New business model emerging
Actor, writer and producer John Cassini is well known in the indie film community. In between acting work on Continuum and Blackstone, he continues to write (he has a TV show in development), and produced the critically acclaimed Hit 'n Strum. He is also co-artistic director of the Railtown Actor's Studio. He sees potential in this turbulence.
"I'm aware how taxing it's been, especially for crews and their families. I certainly don't want to downplay that. But in times of adversity, good things can start to happen."
Cassini notes he's encouraged by filmmakers who fund themselves using Indiegogo and donates to campaigns when he can.
"I think it's a place for artists to support each other, not just emotionally and spiritually, but financially as well," he says. "It builds community."
Javier Badillo is the former chapter head of Raindance, programming director of the Vancouver Short Film Festival and director of Rink Rats, a pilot for CBC. Once steadily employed in animation, he's switched to indie film and exudes an infectious gusto.
"I have so much hope for Vancouver because we have a stellar foundation here for all this amazing business to happen," he says.
Badillo is among a growing number of innovators who see flaws in the current system and are initiating solutions. He relied partially on Indiegogo to fund Afternoon at Gudrun, which screened at the Short Film Corner at Cannes in May 2013.
"The bigger companies need those tax incentives to survive because their business model is based on that, but it's kind of like a crutch in a way. If you build your business model on a variable that might disappear tomorrow then it's not a very good business model."
A rising star in the film community, Badillo works in a coffee shop between shoots to pay his bills and his customers chip in towards his festival submission fees.
Beware of 'Indiefatigue'
Innovative director Andrew de Villiers re-envisions familiar stories with intriguing results. His trailer Riverdale, a darkly modern take on the Archie comic went viral. He's directed for Lifetime and taken marketing gigs to pay his rent. He is in mid-production on Crockett, a modern interpretation of the legend, using crowdfunding and his own money.

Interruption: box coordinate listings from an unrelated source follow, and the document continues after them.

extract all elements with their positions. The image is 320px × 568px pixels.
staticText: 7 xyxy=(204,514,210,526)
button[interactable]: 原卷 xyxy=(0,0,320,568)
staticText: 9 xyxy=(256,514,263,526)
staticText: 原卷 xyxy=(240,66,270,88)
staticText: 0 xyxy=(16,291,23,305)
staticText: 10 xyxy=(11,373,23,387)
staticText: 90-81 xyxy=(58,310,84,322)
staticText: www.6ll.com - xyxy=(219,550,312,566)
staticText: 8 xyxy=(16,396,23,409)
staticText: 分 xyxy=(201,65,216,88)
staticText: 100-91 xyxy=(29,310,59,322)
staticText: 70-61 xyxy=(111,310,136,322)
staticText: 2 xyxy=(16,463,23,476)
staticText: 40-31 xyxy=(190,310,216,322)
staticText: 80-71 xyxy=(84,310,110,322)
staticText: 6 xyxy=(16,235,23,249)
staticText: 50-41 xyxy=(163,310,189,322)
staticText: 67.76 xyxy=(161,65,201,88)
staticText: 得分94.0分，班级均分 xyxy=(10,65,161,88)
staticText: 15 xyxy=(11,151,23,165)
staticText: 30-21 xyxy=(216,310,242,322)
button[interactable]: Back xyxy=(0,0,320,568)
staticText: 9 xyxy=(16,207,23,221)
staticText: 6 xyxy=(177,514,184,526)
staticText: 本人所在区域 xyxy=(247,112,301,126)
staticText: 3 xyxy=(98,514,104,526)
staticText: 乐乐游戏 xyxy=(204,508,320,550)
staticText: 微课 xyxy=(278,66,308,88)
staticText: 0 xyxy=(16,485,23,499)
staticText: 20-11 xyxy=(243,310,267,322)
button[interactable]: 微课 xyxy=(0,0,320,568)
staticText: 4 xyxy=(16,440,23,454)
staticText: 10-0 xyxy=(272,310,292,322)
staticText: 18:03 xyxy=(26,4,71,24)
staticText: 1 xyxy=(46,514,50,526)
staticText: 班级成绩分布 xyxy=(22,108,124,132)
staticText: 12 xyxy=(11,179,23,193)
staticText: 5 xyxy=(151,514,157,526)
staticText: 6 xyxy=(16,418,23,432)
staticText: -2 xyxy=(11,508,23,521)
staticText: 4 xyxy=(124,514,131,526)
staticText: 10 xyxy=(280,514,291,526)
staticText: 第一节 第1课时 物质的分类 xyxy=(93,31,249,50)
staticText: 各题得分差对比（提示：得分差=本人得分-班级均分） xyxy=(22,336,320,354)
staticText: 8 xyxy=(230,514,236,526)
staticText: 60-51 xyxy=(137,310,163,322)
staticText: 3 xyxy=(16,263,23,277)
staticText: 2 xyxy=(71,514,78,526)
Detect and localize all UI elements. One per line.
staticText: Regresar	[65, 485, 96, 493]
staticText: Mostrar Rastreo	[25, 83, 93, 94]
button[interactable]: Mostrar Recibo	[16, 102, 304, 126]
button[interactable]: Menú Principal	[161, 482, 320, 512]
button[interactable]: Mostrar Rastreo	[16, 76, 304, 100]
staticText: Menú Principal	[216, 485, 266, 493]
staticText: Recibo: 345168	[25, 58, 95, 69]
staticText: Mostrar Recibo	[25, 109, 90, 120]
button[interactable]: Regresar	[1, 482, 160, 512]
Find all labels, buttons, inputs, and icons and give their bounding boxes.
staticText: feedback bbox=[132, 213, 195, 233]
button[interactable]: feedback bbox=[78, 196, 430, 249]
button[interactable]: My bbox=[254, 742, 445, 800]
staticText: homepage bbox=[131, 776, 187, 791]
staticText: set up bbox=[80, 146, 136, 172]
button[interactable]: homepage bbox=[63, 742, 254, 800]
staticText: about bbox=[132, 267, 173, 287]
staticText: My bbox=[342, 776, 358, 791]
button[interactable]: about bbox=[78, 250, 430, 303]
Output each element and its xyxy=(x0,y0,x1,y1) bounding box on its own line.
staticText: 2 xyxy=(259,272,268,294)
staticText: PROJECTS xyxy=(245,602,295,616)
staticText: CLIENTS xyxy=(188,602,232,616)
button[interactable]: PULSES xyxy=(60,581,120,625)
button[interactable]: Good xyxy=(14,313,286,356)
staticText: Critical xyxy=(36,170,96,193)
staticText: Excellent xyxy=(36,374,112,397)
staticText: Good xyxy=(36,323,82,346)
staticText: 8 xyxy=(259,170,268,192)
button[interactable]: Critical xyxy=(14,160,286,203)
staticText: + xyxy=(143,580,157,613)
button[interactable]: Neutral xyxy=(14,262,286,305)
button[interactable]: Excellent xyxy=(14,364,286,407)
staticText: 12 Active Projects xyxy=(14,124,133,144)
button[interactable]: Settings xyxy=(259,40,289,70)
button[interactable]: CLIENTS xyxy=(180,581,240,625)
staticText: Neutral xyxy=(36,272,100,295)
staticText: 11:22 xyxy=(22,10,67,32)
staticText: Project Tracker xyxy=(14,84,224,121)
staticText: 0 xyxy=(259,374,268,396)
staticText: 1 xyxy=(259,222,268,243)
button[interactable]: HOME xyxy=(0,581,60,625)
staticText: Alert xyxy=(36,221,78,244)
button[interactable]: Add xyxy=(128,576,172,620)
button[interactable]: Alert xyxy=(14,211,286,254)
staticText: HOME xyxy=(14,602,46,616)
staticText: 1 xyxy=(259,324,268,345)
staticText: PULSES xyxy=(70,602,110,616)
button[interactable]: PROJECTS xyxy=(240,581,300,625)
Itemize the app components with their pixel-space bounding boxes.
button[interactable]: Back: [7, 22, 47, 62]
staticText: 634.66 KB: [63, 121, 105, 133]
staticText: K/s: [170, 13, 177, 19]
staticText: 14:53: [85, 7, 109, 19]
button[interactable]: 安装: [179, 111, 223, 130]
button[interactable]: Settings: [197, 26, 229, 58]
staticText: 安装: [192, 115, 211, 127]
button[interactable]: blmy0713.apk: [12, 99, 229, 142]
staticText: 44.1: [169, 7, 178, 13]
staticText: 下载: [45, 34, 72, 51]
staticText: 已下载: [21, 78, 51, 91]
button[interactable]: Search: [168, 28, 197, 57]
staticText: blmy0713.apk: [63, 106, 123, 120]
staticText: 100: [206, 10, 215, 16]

He has concerns about the rise in creative teams asking crews to volunteer. Calling it "Indiefatigue" he says some directors are using the crews here to build reels, only to pull up and move to Toronto and hire crews there, leaving locals in the lurch. He urges directors and producers to think of the big picture.
"We have to think of it as a form of nurturing for the people on the ground, otherwise the whole thing is going to collapse," he says. "Our crews are the best in the world."
He also says staying relevant and connected requires grueling hours and commitment. "You have to say yes to almost everything that comes your way. You can't take a break, even as a volunteer."
Smith, who serves on the board of the Crazy 8's Film Festival, says there's been talk about the industry imploding for years, but insists smart business will be the key to a renaissance.
"The only way this industry will survive and all those people who aren't working now might have a shot of working more in the future is if people aren't just putting films on their credit cards because that's buying a lottery ticket that may never pay off,' she says. Smith is looking at Vimeo on Demand and other direct distribution methods and has already begun marketing her film.
There's zero certainty and scant job prospects, but my commitment to film is deepening.
For artists including Cassini who are drawn to the transformative possibilities of the art form, it's part of the deal.
"When you're a lifer," he says, "you're a lifer."